“Non siamo favorevoli a percorsi di nazionalizzazione permanente” dell’Ex Ilva “però abbiamo detto che nella situazione in cui versa l’impianto serve una fase transitoria” in cui lo Stato “deve garantire gli investimenti per la decarbonizzazione” degli impianti e farsi carico dei “debiti” accumulati. “Bisogna costruire le condizioni per un’operazione che, seppure nel medio e lungo periodo, abbia una sua redditività” e in tal caso “credo che la siderurgia italiana, a partire dal grande produttore di prodotti piani che è Arvedi, possa pensare a un disegno di questo tipo”. Così il presidente di Federacciai, Antonio Gozzi.

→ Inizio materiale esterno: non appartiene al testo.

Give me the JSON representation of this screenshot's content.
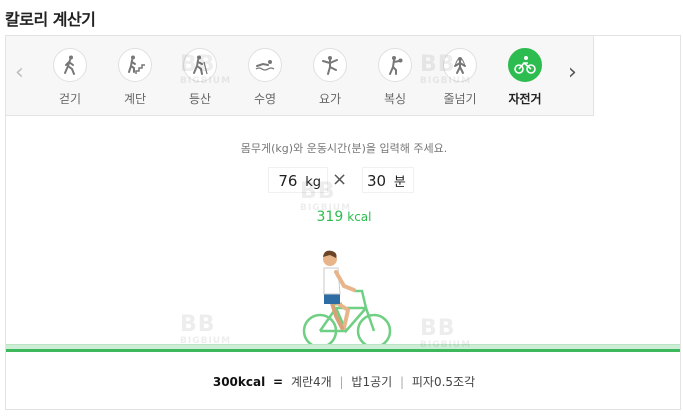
{
  "page": {
    "title": "칼로리 계산기"
  },
  "tabs": [
    {
      "label": "걷기",
      "icon": "walking-icon",
      "active": false
    },
    {
      "label": "계단",
      "icon": "stairs-icon",
      "active": false
    },
    {
      "label": "등산",
      "icon": "hiking-icon",
      "active": false
    },
    {
      "label": "수영",
      "icon": "swimming-icon",
      "active": false
    },
    {
      "label": "요가",
      "icon": "yoga-icon",
      "active": false
    },
    {
      "label": "복싱",
      "icon": "boxing-icon",
      "active": false
    },
    {
      "label": "줄넘기",
      "icon": "jump-rope-icon",
      "active": false
    },
    {
      "label": "자전거",
      "icon": "bicycle-icon",
      "active": true
    }
  ],
  "nav": {
    "prev": "‹",
    "next": "›"
  },
  "form": {
    "instruction": "몸무게(kg)와 운동시간(분)을 입력해 주세요.",
    "weight_value": "76",
    "weight_unit": "kg",
    "times_symbol": "×",
    "time_value": "30",
    "time_unit": "분"
  },
  "result": {
    "value": "319",
    "unit": "kcal"
  },
  "equivalence": {
    "base": "300kcal",
    "equals": "=",
    "items": [
      "계란4개",
      "밥1공기",
      "피자0.5조각"
    ],
    "separator": "|"
  },
  "watermark": {
    "mark": "BB",
    "text": "BIGBIUM"
  },
  "colors": {
    "accent": "#2dbc4f",
    "ground": "#3db85c",
    "tabbar_bg": "#f7f7f7"
  }
}
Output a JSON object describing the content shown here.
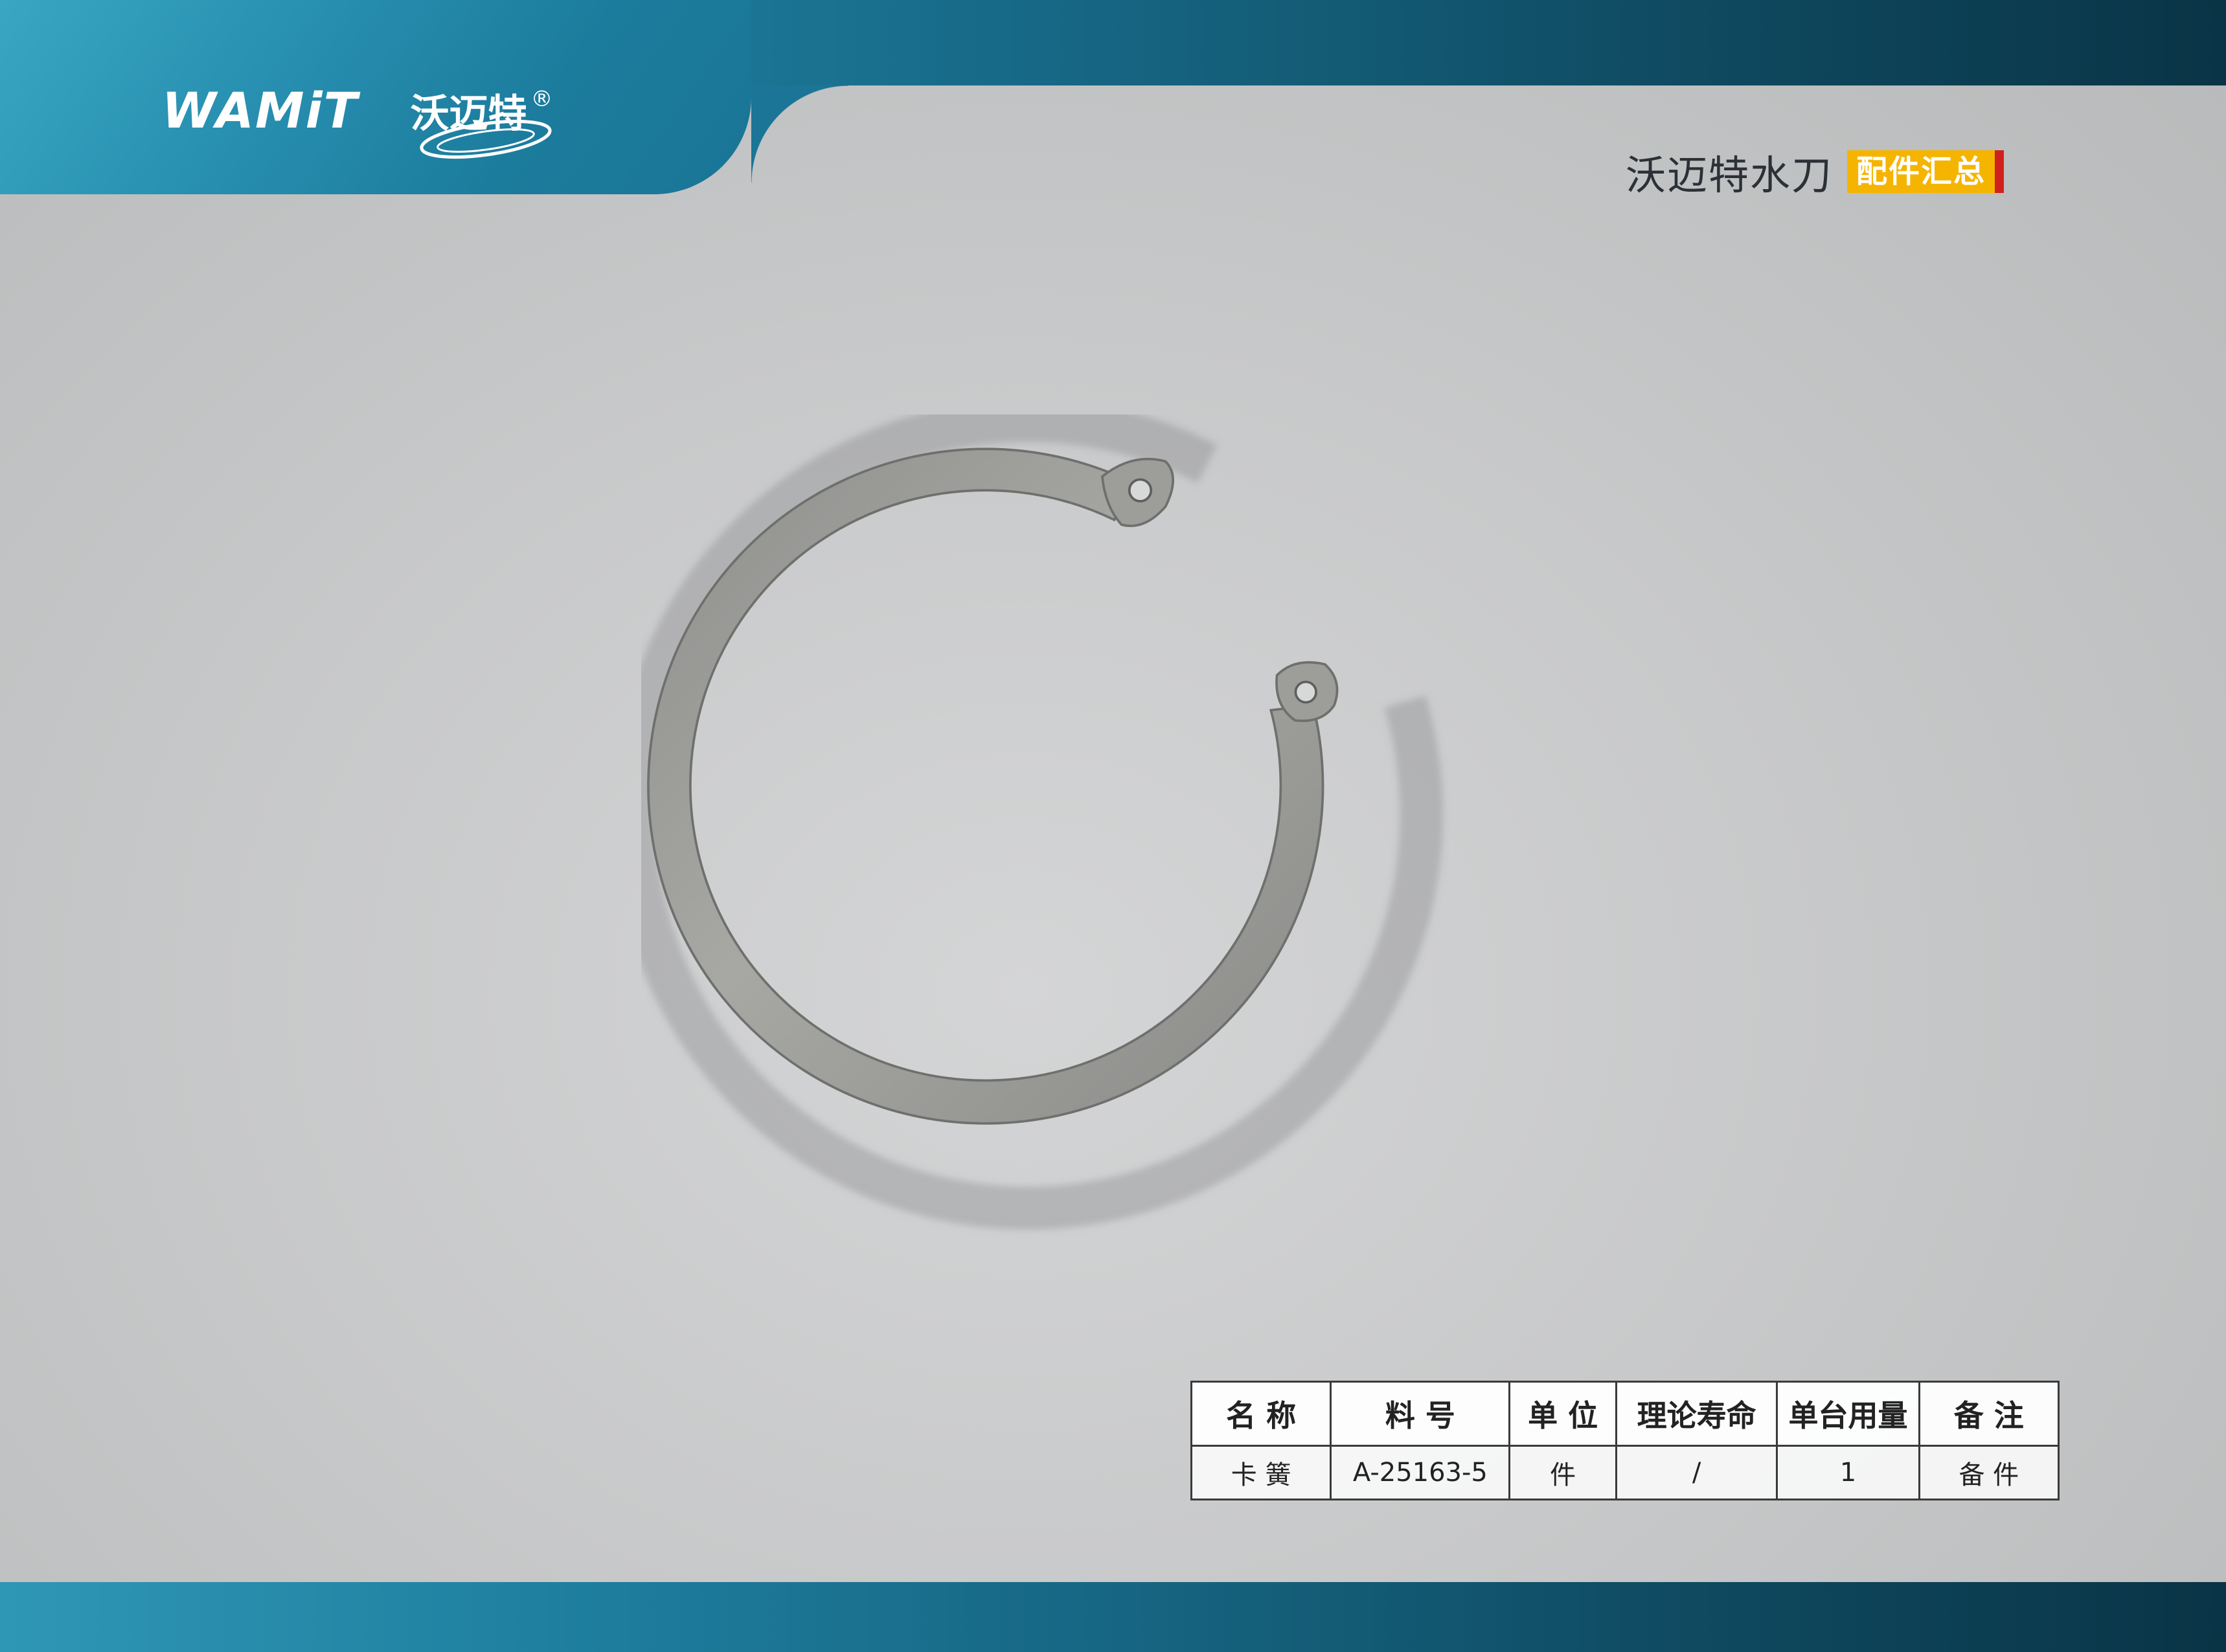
{
  "brand": {
    "logo_wordmark": "WAMiT",
    "logo_cn": "沃迈特",
    "registered_mark": "®"
  },
  "header": {
    "title": "沃迈特水刀",
    "badge": "配件汇总"
  },
  "colors": {
    "band_primary": "#1f7f9f",
    "band_dark": "#0a3446",
    "badge_bg": "#f5b400",
    "badge_accent": "#d0211c",
    "product_metal": "#9a9a96"
  },
  "product": {
    "image_icon": "snap-ring-image"
  },
  "table": {
    "headers": [
      "名 称",
      "料 号",
      "单 位",
      "理论寿命",
      "单台用量",
      "备 注"
    ],
    "rows": [
      [
        "卡  簧",
        "A-25163-5",
        "件",
        "/",
        "1",
        "备 件"
      ]
    ]
  }
}
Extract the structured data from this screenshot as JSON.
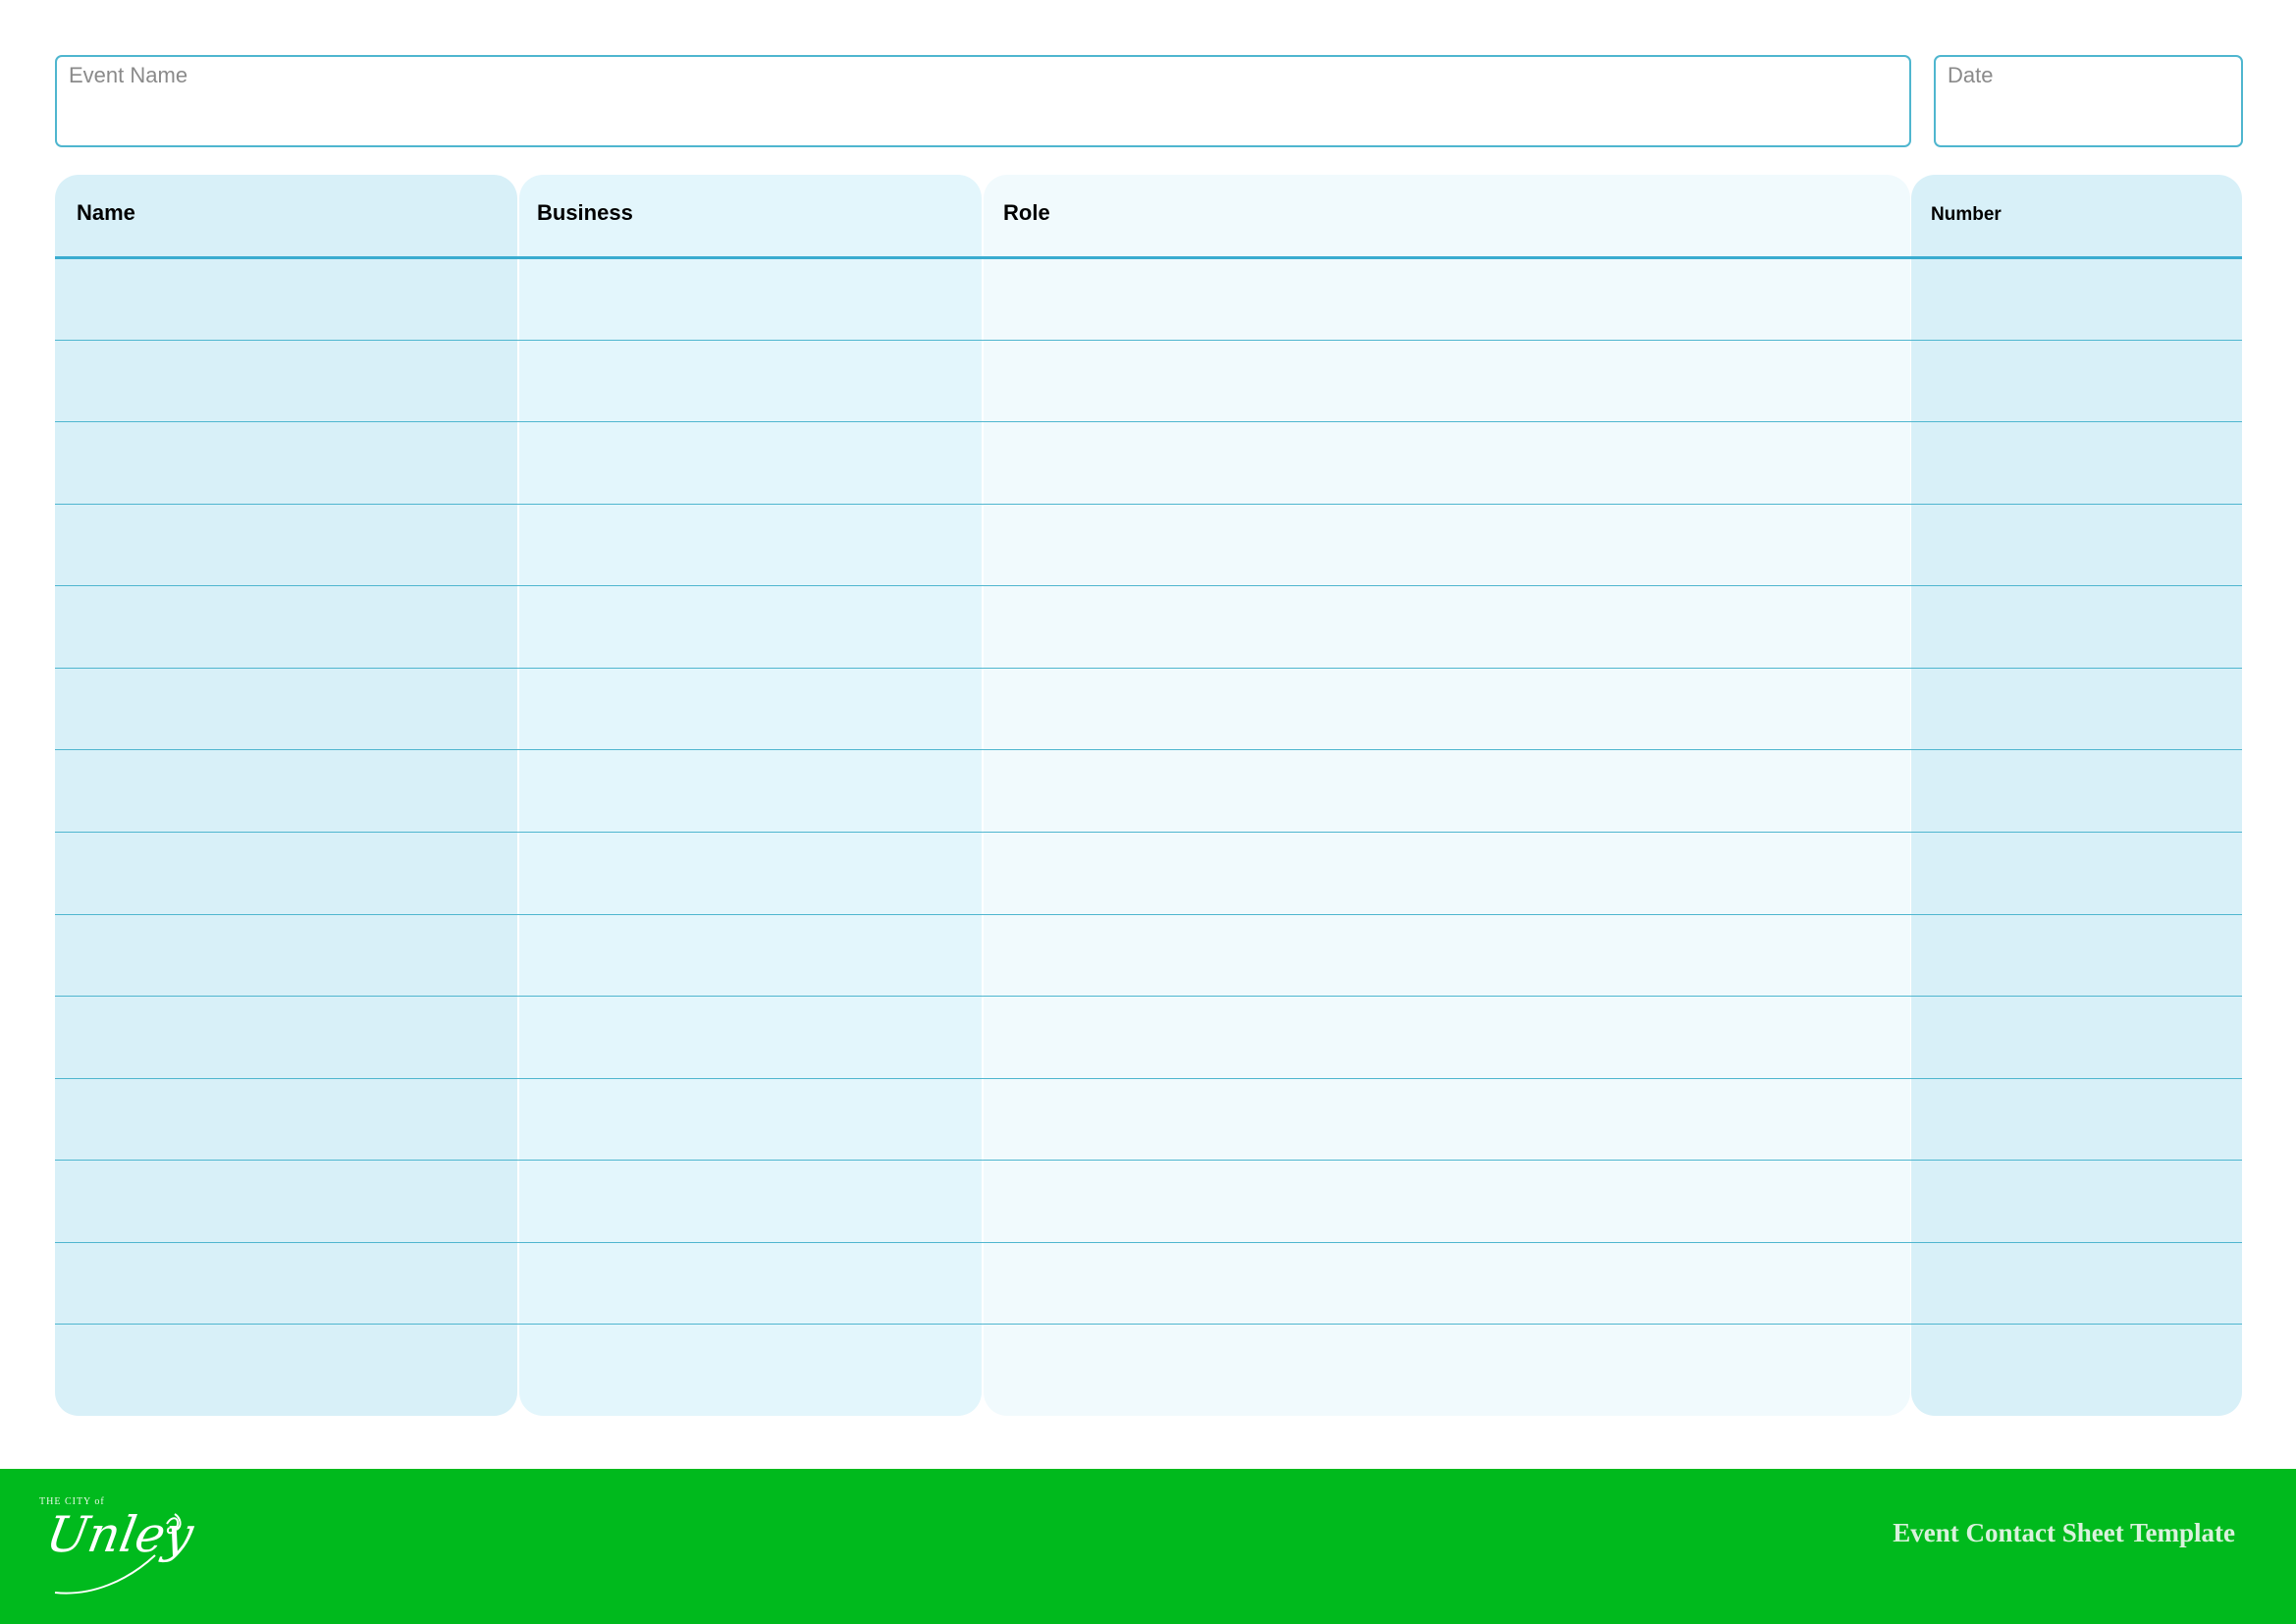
{
  "form": {
    "event_name_label": "Event Name",
    "date_label": "Date"
  },
  "table": {
    "columns": [
      "Name",
      "Business",
      "Role",
      "Number"
    ],
    "blank_rows": 14
  },
  "footer": {
    "logo_small_text": "THE CITY of",
    "logo_script_text": "Unley",
    "title": "Event Contact Sheet Template",
    "background_color": "#00ba1d"
  },
  "colors": {
    "accent_line": "#4fb6cf",
    "name_col": "#d8f0f8",
    "business_col": "#e3f6fc",
    "role_col": "#f1fafd",
    "number_col": "#d8f0f8"
  }
}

“Non è troppo tardi” per salvare l’ex Ilva ma se le regole europee sulle emissioni inquinanti, frutto di una politica “estremista” e “dissennata”, non cambieranno “è chiaro che si chiude, ma come chiuderanno tutti gli altiforni europei”, ha detto Gozzi intervistato in un webinar di Siderweb. Salvare Acciaierie d’Italia “si può ancora fare ma naturalmente contestualizzando i tentativi di salvataggio e rilancio dell’impianto di Taranto all’interno delle regole europee, che io non condivido, che contesto ma che esistono e che dunque vanno rispettate anche se spero che vengano cambiate”. Gozzi ha puntato il dito sulla “scomparsa delle quote gratuite per gli altiforni europei con un decalage nel 2027, ’28, ’29 che renderà la produzione da ciclo integrale in Europa completamente non economica”. Per compensare i circa 2 milioni di tonnellate di CO2 generate ogni milione di tonnellate di acciaio prodotto a ciclo integrale “a partire dal 29-30 bisognerà pagare 200 milioni di euro”. “Per l’Ilva, che dovrebbe produrre da piano industriale 6 milioni di tonnellate di acciaio “significa 1,2 miliardi di euro all’anno di quote di CO2”. “E’ chiaro che si chiude ma come chiuderanno tutti gli altiforni europei, l’Europa, non so se coscientemente o incoscientemente, ha adottato una misura che rappresenta un ulteriore grave colpo per l’industria dell’automotive” che dovrà comprare l’acciaio per le carrozzerie “probabilmente dall’Asia, creando una nuova dipendenza strategica”. “Questo – ha concluso Gozzi – è quello che è successo negli ultimi anni per una politica estremista, dissennata che non ha fatto alcun calcolo di convenienza economica e che ha preso il green deal non come un programma come decarbonizzazione razionale e pragmatico ma come un feticcio ideologico”.
Cdm: ok a decreto che rafforza cig per aziende commissariate
Il Consiglio dei ministri ha approvato un decreto legge che rafforza, in caso di ricorso all’amministrazione straordinaria, le misure già presenti nell’ordinamento a tutela della continuità produttiva e occupazionale delle aziende in crisi, fra cui l’ex Ilva, e prevede garanzie di cassa integrazione straordinaria durante l’eventuale amministrazione straordinaria. Il provvedimento prepara la strada per l’utilizzo della norma nell’ambito del confronto con ArcelorMittal sull’ex Ilva (Acciaierie d’Italia). Nel decreto approvato dal Cdm vengono esclusi dalla cassa integrazione i lavoratori impegnati nella sicurezza e nella manutenzione degli impianti, per consentire che restino operativi. Rimangono ferme le disposizioni, già inserite nell’ordinamento, a tutela delle piccole e medie imprese creditrici.
Mittal, pronti a cedere tutto a investitore
“Dal momento che il Governo ha espresso la volontà che ArcelorMittal esca da Acciaierie d’Italia, ArcelorMittal ha anche avanzato la proposta di cedere le proprie azioni rimanenti direttamente a Invitalia o a un altro investitore gradito al Governo. Tuttavia, Invitalia non è disposta ad acquisire la quota”. E’ quanto fanno sapere conti vicino ad ArcelorMittal mentre è in corso la trattativa per la quale afferma di “continuare a cercare una soluzione costruttiva” anche se “nelle negoziazioni Invitalia rimane sulle proprie posizioni rispetto alle proposte avanzate da ArcelorMittal”.
Arcelor Mittal è disposta a scendere al 34% ma “Invitalia richiede che AM, in qualità di azionista di minoranza senza alcuna partecipazione alla gestione, continui a finanziare ADI in futuro. Questa richiesta non è accettabile, tranne che per la partecipazione all’acquisto degli impianti, per il quale AM ha offerto un contributo di 200 milioni di euro”. E’ quanto si apprende da fonti vicine ad Arcelor Mittal vicine alla trattativa.